Because all cooking has oxidizing effects, we should be cooking with the most stable saturated fats like ghee and coconut oil or a high-quality monounsaturated fat like extra-virgin olive oil, which carries powerful antioxidants to mitigate heat damage. Lipid researcher and author of Superfuel, Dr. James Dinicolantonio makes the case that high-quality extra-virgin olive oil may be the best cooking oil. He even suggests cooking meat coated with a thin layer of olive oil to protect the fats in the meat from oxidizing.

Sourcing the best olive oil can be tricky, as 60 to 90 percent of the oil sold in grocery stores and used in restaurants may have been adulterated or diluted with PUFAs or cheap, unhealthy, unstable vegetable seeds oils. (I will get to my favorite olive oil shortly.)

New Research on Cooking with Olive Oil

There has been much confusion around the safety of cooking with olive oil, as many studies found the smoke point of olive oil to be quite low. New research suggests that high-grade extra-virgin olive oil is stable at high heat and has a smoke point approaching 400 degrees Fahrenheit.

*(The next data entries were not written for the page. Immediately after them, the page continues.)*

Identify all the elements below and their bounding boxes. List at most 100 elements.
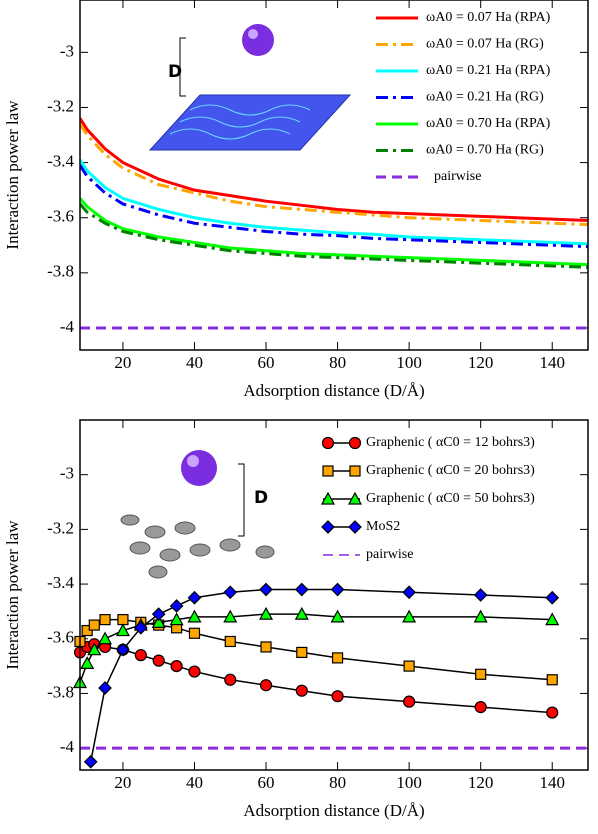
marker xyxy=(546,706,559,719)
marker xyxy=(133,620,148,635)
marker xyxy=(134,649,147,662)
marker xyxy=(80,656,95,669)
marker xyxy=(294,606,309,620)
inset-bottom xyxy=(120,450,275,579)
marker xyxy=(98,631,113,645)
marker xyxy=(321,436,335,450)
marker xyxy=(330,609,345,623)
marker xyxy=(331,690,344,703)
marker xyxy=(224,635,236,648)
marker xyxy=(187,609,202,623)
marker xyxy=(259,679,273,692)
marker xyxy=(474,701,487,714)
legend-label: ωA0 = 0.70 Ha (RPA) xyxy=(426,116,551,131)
marker xyxy=(115,623,130,637)
series-line xyxy=(80,202,588,269)
y-tick-label: -3 xyxy=(60,464,74,483)
marker xyxy=(259,582,273,597)
marker xyxy=(223,585,238,600)
marker xyxy=(545,590,560,605)
marker xyxy=(188,627,201,639)
marker xyxy=(169,599,184,613)
marker xyxy=(151,607,166,621)
marker xyxy=(330,582,345,597)
marker xyxy=(99,614,111,626)
x-tick-label: 120 xyxy=(468,773,494,792)
legend-label: ωA0 = 0.07 Ha (RPA) xyxy=(426,10,551,25)
x-tick-label: 100 xyxy=(396,353,422,372)
legend-label: ωA0 = 0.21 Ha (RG) xyxy=(426,90,544,105)
marker xyxy=(98,681,112,695)
legend-label: MoS2 xyxy=(366,519,400,534)
x-tick-label: 100 xyxy=(396,773,422,792)
x-tick-label: 120 xyxy=(468,353,494,372)
inset-top xyxy=(148,24,352,151)
marker xyxy=(475,668,487,680)
marker xyxy=(403,695,416,708)
y-tick-label: -3.6 xyxy=(47,207,74,226)
x-tick-label: 140 xyxy=(539,773,565,792)
marker xyxy=(188,665,201,678)
y-axis-title: Interaction power law xyxy=(3,100,22,250)
x-axis-title: Adsorption distance (D/Å) xyxy=(243,381,424,400)
legend-label: pairwise xyxy=(366,547,413,562)
marker xyxy=(87,642,102,656)
legend-label: ωA0 = 0.21 Ha (RPA) xyxy=(426,63,551,78)
series-line xyxy=(80,164,588,249)
y-tick-label: -3.2 xyxy=(47,518,74,537)
x-tick-label: 60 xyxy=(258,773,275,792)
marker xyxy=(152,654,165,667)
y-tick-label: -4 xyxy=(60,737,75,756)
marker xyxy=(402,609,417,623)
marker xyxy=(169,612,184,626)
marker xyxy=(260,641,272,653)
series-line xyxy=(80,117,588,222)
legend-label: Graphenic ( αC0 = 20 bohrs3) xyxy=(366,463,535,478)
marker xyxy=(259,606,274,620)
y-tick-label: -3.4 xyxy=(47,573,74,592)
y-tick-label: -4 xyxy=(60,317,75,336)
inset-label: D xyxy=(254,488,268,508)
marker xyxy=(83,754,98,769)
legend-label: ωA0 = 0.07 Ha (RG) xyxy=(426,37,544,52)
marker xyxy=(348,520,362,534)
x-tick-label: 20 xyxy=(114,353,131,372)
y-tick-label: -3.4 xyxy=(47,152,74,171)
series-line xyxy=(80,159,588,246)
x-axis-title: Adsorption distance (D/Å) xyxy=(243,801,424,820)
marker xyxy=(320,491,336,505)
marker xyxy=(546,674,558,686)
marker xyxy=(322,465,334,477)
marker xyxy=(347,491,363,505)
x-tick-label: 140 xyxy=(539,353,565,372)
series-line xyxy=(80,197,588,267)
marker xyxy=(151,615,166,628)
marker xyxy=(296,646,308,659)
marker xyxy=(473,609,488,623)
legend-label: Graphenic ( αC0 = 12 bohrs3) xyxy=(366,435,535,450)
marker xyxy=(224,673,237,686)
y-tick-label: -3.6 xyxy=(47,628,74,647)
x-tick-label: 80 xyxy=(329,353,346,372)
marker xyxy=(117,614,129,626)
marker xyxy=(545,612,560,626)
legend-label: pairwise xyxy=(434,169,481,184)
x-tick-label: 40 xyxy=(186,353,203,372)
marker xyxy=(170,659,183,673)
marker xyxy=(187,590,202,605)
y-tick-label: -3 xyxy=(60,41,74,60)
plot-frame xyxy=(79,0,589,351)
marker xyxy=(294,582,309,597)
x-tick-label: 80 xyxy=(329,773,346,792)
marker xyxy=(321,520,335,534)
y-tick-label: -3.8 xyxy=(47,682,74,701)
marker xyxy=(88,619,100,631)
marker xyxy=(223,609,238,623)
marker xyxy=(295,684,308,697)
marker xyxy=(349,465,361,477)
legend-label: Graphenic ( αC0 = 50 bohrs3) xyxy=(366,491,535,506)
y-tick-label: -3.8 xyxy=(47,262,74,281)
x-tick-label: 20 xyxy=(114,773,131,792)
marker xyxy=(348,436,362,450)
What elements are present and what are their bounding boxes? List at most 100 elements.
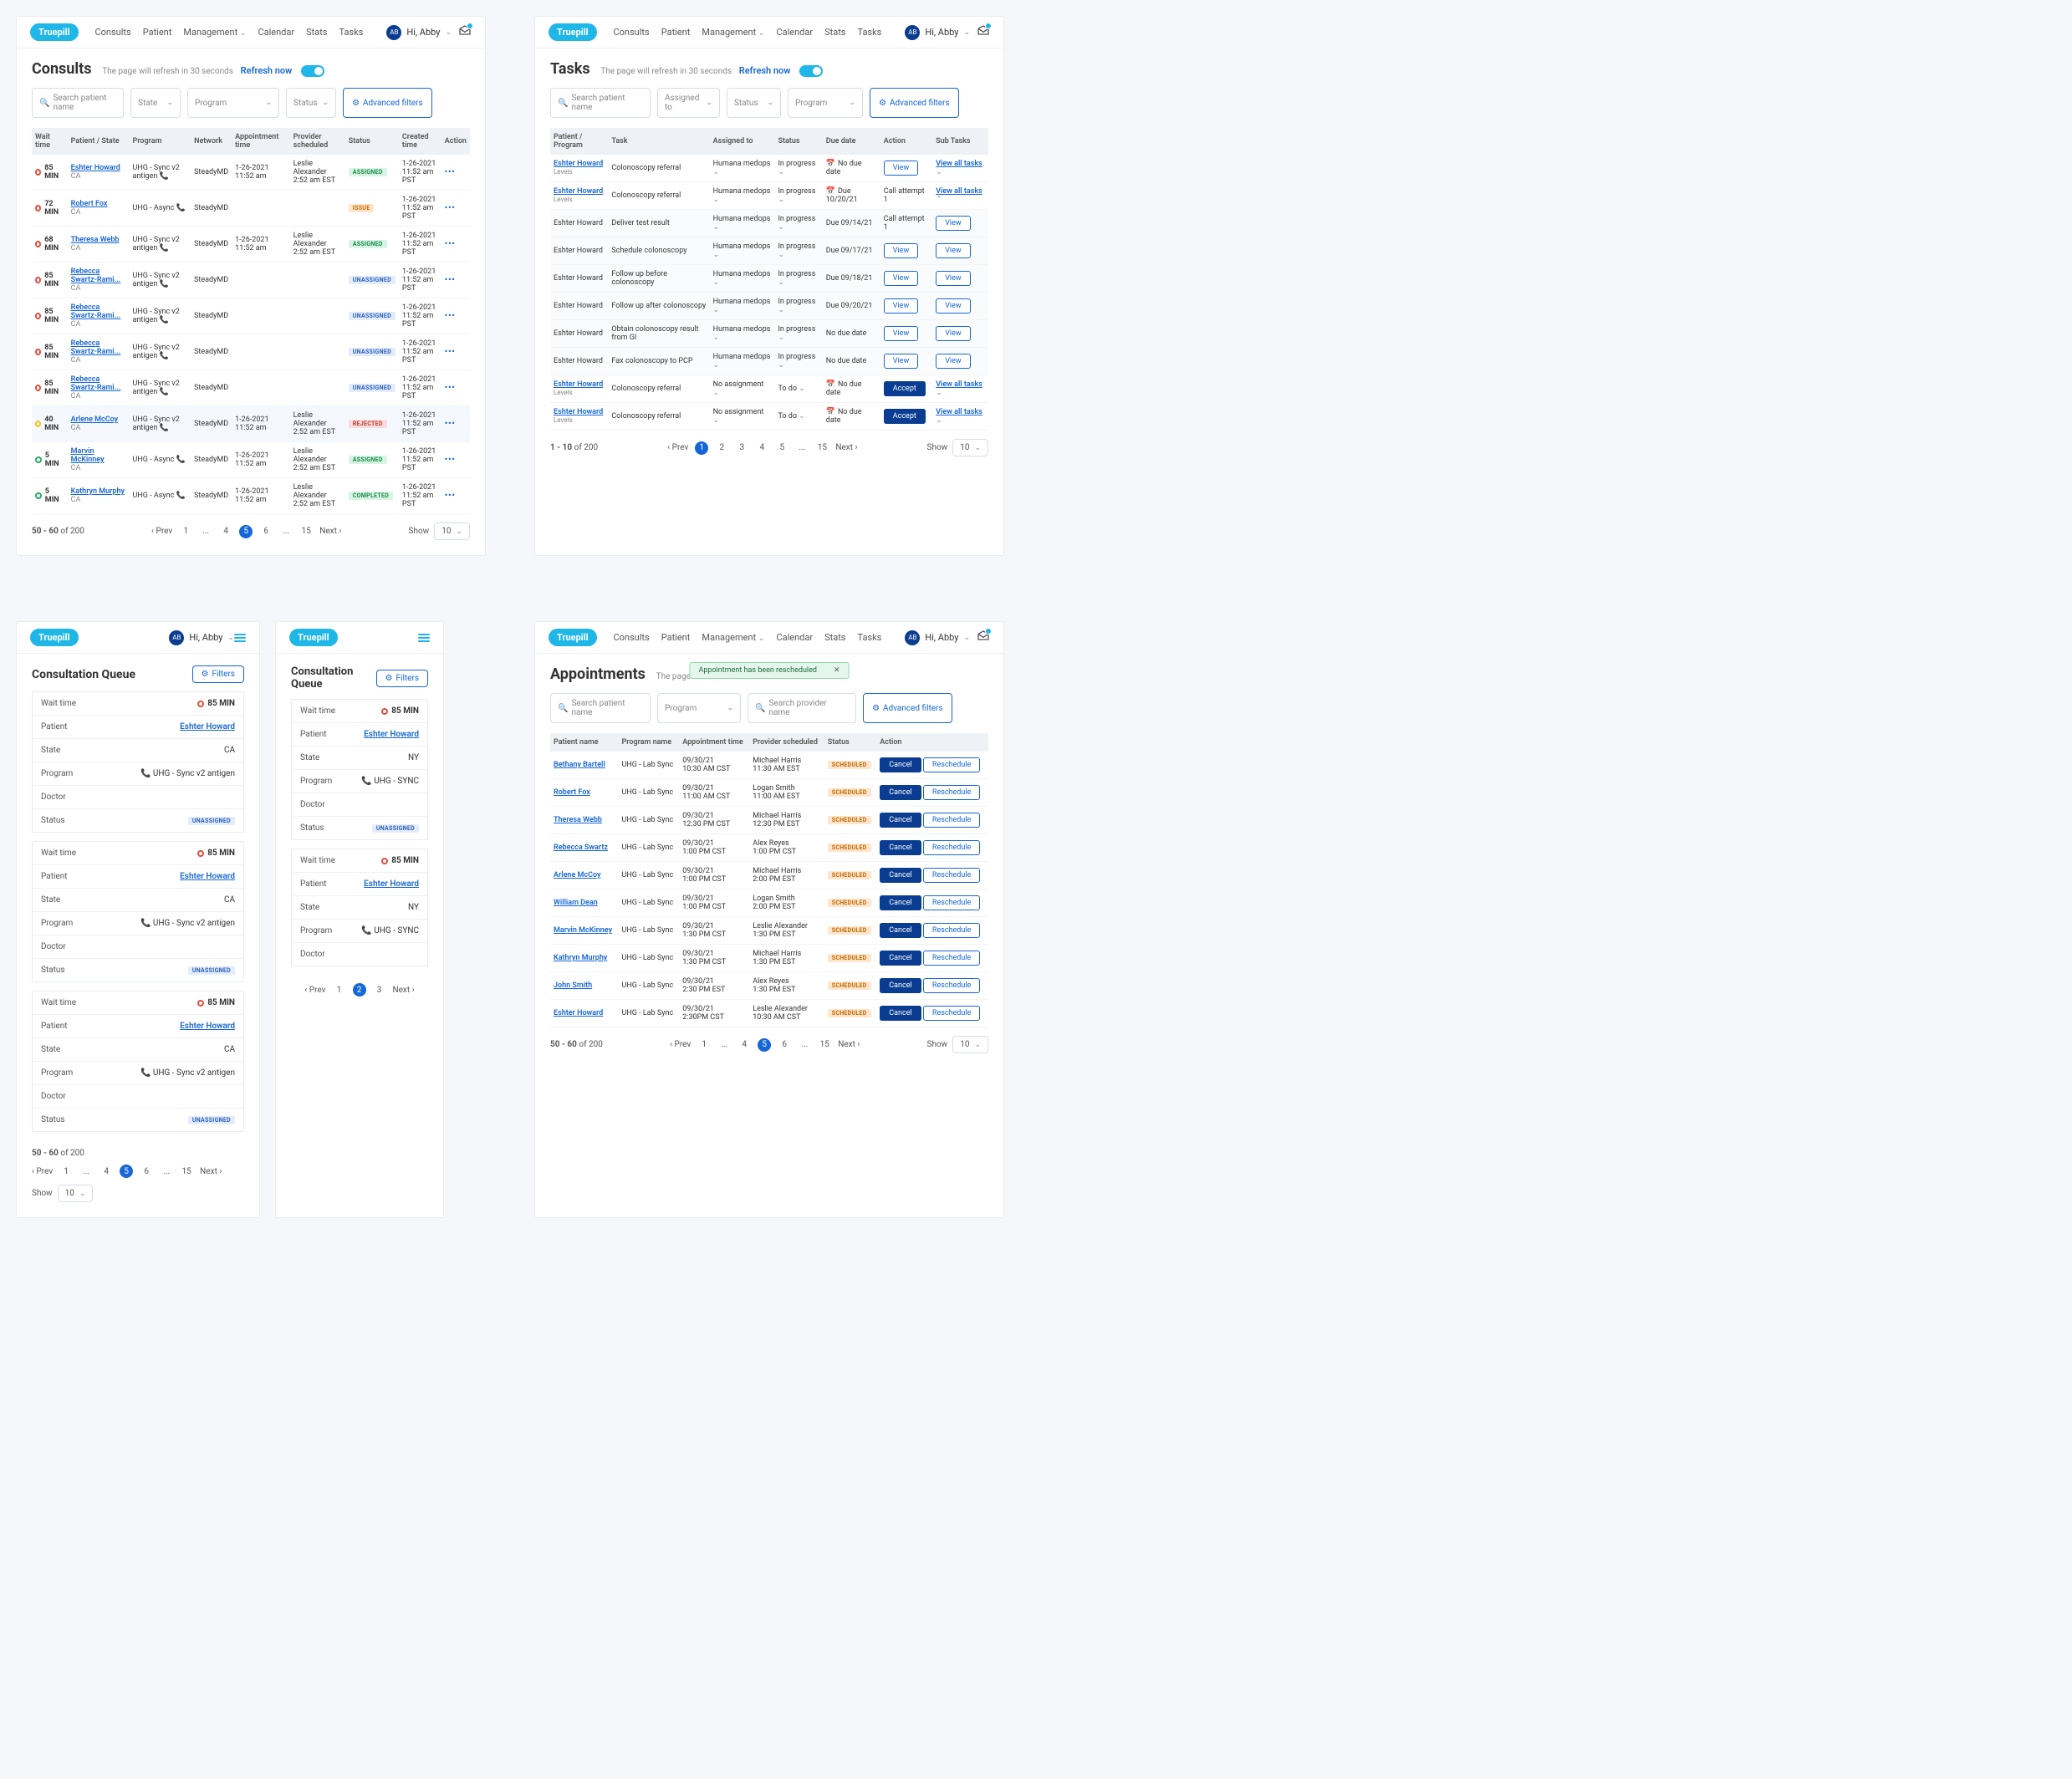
nav-management[interactable]: Management ⌄	[702, 632, 764, 643]
page-5[interactable]: 5	[120, 1165, 133, 1178]
reschedule-button[interactable]: Reschedule	[923, 813, 980, 828]
page-5[interactable]: 5	[239, 525, 253, 538]
search-patient-input[interactable]: 🔍Search patient name	[550, 693, 651, 723]
advanced-filters-button[interactable]: ⚙Advanced filters	[870, 88, 959, 118]
patient-link[interactable]: William Dean	[554, 899, 598, 907]
subtasks-link[interactable]: View all tasks	[936, 187, 982, 196]
page-15[interactable]: 15	[815, 441, 829, 455]
filters-button[interactable]: ⚙Filters	[376, 670, 428, 687]
row-actions-menu[interactable]: •••	[445, 168, 456, 176]
page-...[interactable]: ...	[199, 525, 212, 538]
notifications-icon[interactable]	[977, 630, 990, 645]
patient-link[interactable]: Theresa Webb	[554, 816, 602, 824]
patient-link[interactable]: Marvin McKinney	[554, 926, 612, 935]
reschedule-button[interactable]: Reschedule	[923, 978, 980, 993]
cancel-button[interactable]: Cancel	[880, 1006, 921, 1021]
patient-link[interactable]: Eshter Howard	[364, 730, 419, 739]
nav-consults[interactable]: Consults	[614, 632, 650, 643]
chevron-down-icon[interactable]: ⌄	[713, 251, 720, 259]
page-15[interactable]: 15	[299, 525, 313, 538]
reschedule-button[interactable]: Reschedule	[923, 951, 980, 966]
view-button[interactable]: View	[884, 354, 918, 369]
page-2[interactable]: 2	[715, 441, 728, 455]
reschedule-button[interactable]: Reschedule	[923, 785, 980, 800]
reschedule-button[interactable]: Reschedule	[923, 840, 980, 855]
user-menu[interactable]: ABHi, Abby⌄	[905, 630, 970, 645]
page-2[interactable]: 2	[353, 983, 366, 997]
notifications-icon[interactable]	[977, 24, 990, 40]
cancel-button[interactable]: Cancel	[880, 923, 921, 938]
row-actions-menu[interactable]: •••	[445, 456, 456, 464]
view-button[interactable]: View	[936, 243, 970, 258]
page-15[interactable]: 15	[818, 1038, 831, 1052]
page-...[interactable]: ...	[717, 1038, 731, 1052]
page-1[interactable]: 1	[179, 525, 192, 538]
page-4[interactable]: 4	[100, 1165, 113, 1178]
chevron-down-icon[interactable]: ⌄	[713, 223, 720, 232]
chevron-down-icon[interactable]: ⌄	[713, 389, 720, 397]
search-provider-input[interactable]: 🔍Search provider name	[748, 693, 856, 723]
logo[interactable]: Truepill	[30, 629, 79, 646]
next-button[interactable]: Next ›	[835, 443, 857, 452]
cancel-button[interactable]: Cancel	[880, 757, 921, 772]
page-3[interactable]: 3	[373, 983, 386, 997]
page-3[interactable]: 3	[735, 441, 748, 455]
status-filter[interactable]: Status⌄	[286, 88, 336, 118]
status-filter[interactable]: Status⌄	[727, 88, 781, 118]
page-...[interactable]: ...	[279, 525, 293, 538]
assigned-filter[interactable]: Assigned to⌄	[657, 88, 720, 118]
chevron-down-icon[interactable]: ⌄	[778, 168, 784, 176]
chevron-down-icon[interactable]: ⌄	[713, 168, 720, 176]
program-filter[interactable]: Program⌄	[657, 693, 741, 723]
patient-link[interactable]: Eshter Howard	[554, 187, 603, 196]
page-6[interactable]: 6	[259, 525, 273, 538]
nav-calendar[interactable]: Calendar	[776, 27, 813, 38]
chevron-down-icon[interactable]: ⌄	[799, 385, 805, 393]
patient-link[interactable]: Eshter Howard	[554, 408, 603, 416]
patient-link[interactable]: Robert Fox	[71, 200, 108, 208]
patient-link[interactable]: Eshter Howard	[554, 1009, 603, 1017]
row-actions-menu[interactable]: •••	[445, 420, 456, 428]
next-button[interactable]: Next ›	[200, 1167, 222, 1176]
page-5[interactable]: 5	[758, 1038, 771, 1052]
patient-link[interactable]: Eshter Howard	[554, 380, 603, 389]
row-actions-menu[interactable]: •••	[445, 492, 456, 500]
patient-link[interactable]: Rebecca Swartz-Rami...	[71, 339, 121, 356]
nav-tasks[interactable]: Tasks	[857, 632, 881, 643]
page-size-select[interactable]: 10⌄	[952, 439, 988, 456]
page-size-select[interactable]: 10⌄	[58, 1185, 94, 1202]
page-size-select[interactable]: 10⌄	[434, 522, 470, 540]
nav-consults[interactable]: Consults	[95, 27, 131, 38]
patient-link[interactable]: Bethany Bartell	[554, 761, 605, 769]
page-4[interactable]: 4	[737, 1038, 751, 1052]
user-menu[interactable]: ABHi, Abby⌄	[905, 25, 970, 40]
row-actions-menu[interactable]: •••	[445, 312, 456, 320]
page-5[interactable]: 5	[775, 441, 788, 455]
page-...[interactable]: ...	[795, 441, 809, 455]
next-button[interactable]: Next ›	[393, 986, 415, 995]
menu-icon[interactable]	[418, 634, 430, 642]
patient-link[interactable]: Rebecca Swartz-Rami...	[71, 303, 121, 320]
accept-button[interactable]: Accept	[884, 409, 926, 424]
auto-refresh-toggle[interactable]	[799, 65, 823, 77]
page-6[interactable]: 6	[778, 1038, 791, 1052]
user-menu[interactable]: ABHi, Abby⌄	[169, 630, 234, 645]
reschedule-button[interactable]: Reschedule	[923, 757, 980, 772]
patient-link[interactable]: Marvin McKinney	[71, 447, 105, 464]
logo[interactable]: Truepill	[549, 23, 597, 41]
subtasks-link[interactable]: View all tasks	[936, 160, 982, 168]
cancel-button[interactable]: Cancel	[880, 840, 921, 855]
chevron-down-icon[interactable]: ⌄	[713, 361, 720, 370]
view-button[interactable]: View	[884, 161, 918, 176]
page-1[interactable]: 1	[59, 1165, 73, 1178]
reschedule-button[interactable]: Reschedule	[923, 895, 980, 910]
chevron-down-icon[interactable]: ⌄	[713, 334, 720, 342]
chevron-down-icon[interactable]: ⌄	[778, 361, 784, 370]
nav-management[interactable]: Management ⌄	[183, 27, 246, 38]
cancel-button[interactable]: Cancel	[880, 813, 921, 828]
auto-refresh-toggle[interactable]	[301, 65, 324, 77]
page-1[interactable]: 1	[697, 1038, 711, 1052]
view-button[interactable]: View	[884, 298, 918, 313]
cancel-button[interactable]: Cancel	[880, 895, 921, 910]
patient-link[interactable]: Arlene McCoy	[71, 415, 118, 424]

Most smoke point tests have been done on low quality, likely adulterated olive oils purchased off a supermarket shelf. Studies done on verified high-quality extra-virgin olive oil have demonstrated low acidity, more stability, higher smoke point, higher resistance to oxidation, and longer shelf life compared to the inferior counterfeit oils on the market.

The stable properties of a high-quality extra-virgin olive oil are primarily due to high content of naturally occurring antioxidants called polyphenols. Refining the oil or taking lower quality oil from later stages of pressing significantly reduces the polyphenol content of the oil, which is why getting the highest quality olive oil is so crucial. In one study, certain store-bought olive oils had as much as five times the polyphenol content as others.

In a 2015 study on cooking with extra-virgin olive oil, researchers found that frying with olive oil and water preserved the antioxidant content of the oil and the vegetables that were cooked and, in fact, boosted their antioxidant content.

Guarantee the Best Olive Oil

When sourcing olive oil, look for a harvest or press date. It is ideal to ingest the current year’s harvest.

If it is a California olive oil, make sure it is certified organic by California Certified Organic Farmers (CCOF) and certified extra-virgin by the California Olive Oil Council (COOC).

If the oil is from Italy, look for a DOP seal (Protected Designation of Origin), which means the olives are from where they say they are.

Impressive Olive Oil Facts

  1. Seven tablespoons of high-polyphenol olive oil raised HDL levels by three percent.
  2. Two tablespoons of high-polyphenol olive oil significantly improved endothelial function.
  3. High-polyphenol olive oil enlarged HDL cholesterol particles, making them more heart-healthy.
  4. High-polyphenol olive oil lowered blood pressure in adults aged 55 to 80.
  5. High-polyphenol olive oil has been shown to cause toxic and unhealthy cells to self-destruct instead of divide.
  6. New studies suggest that high-quality extra-virgin olive oil may protect against cognitive decline, bone density concerns, skin aging, and premature death.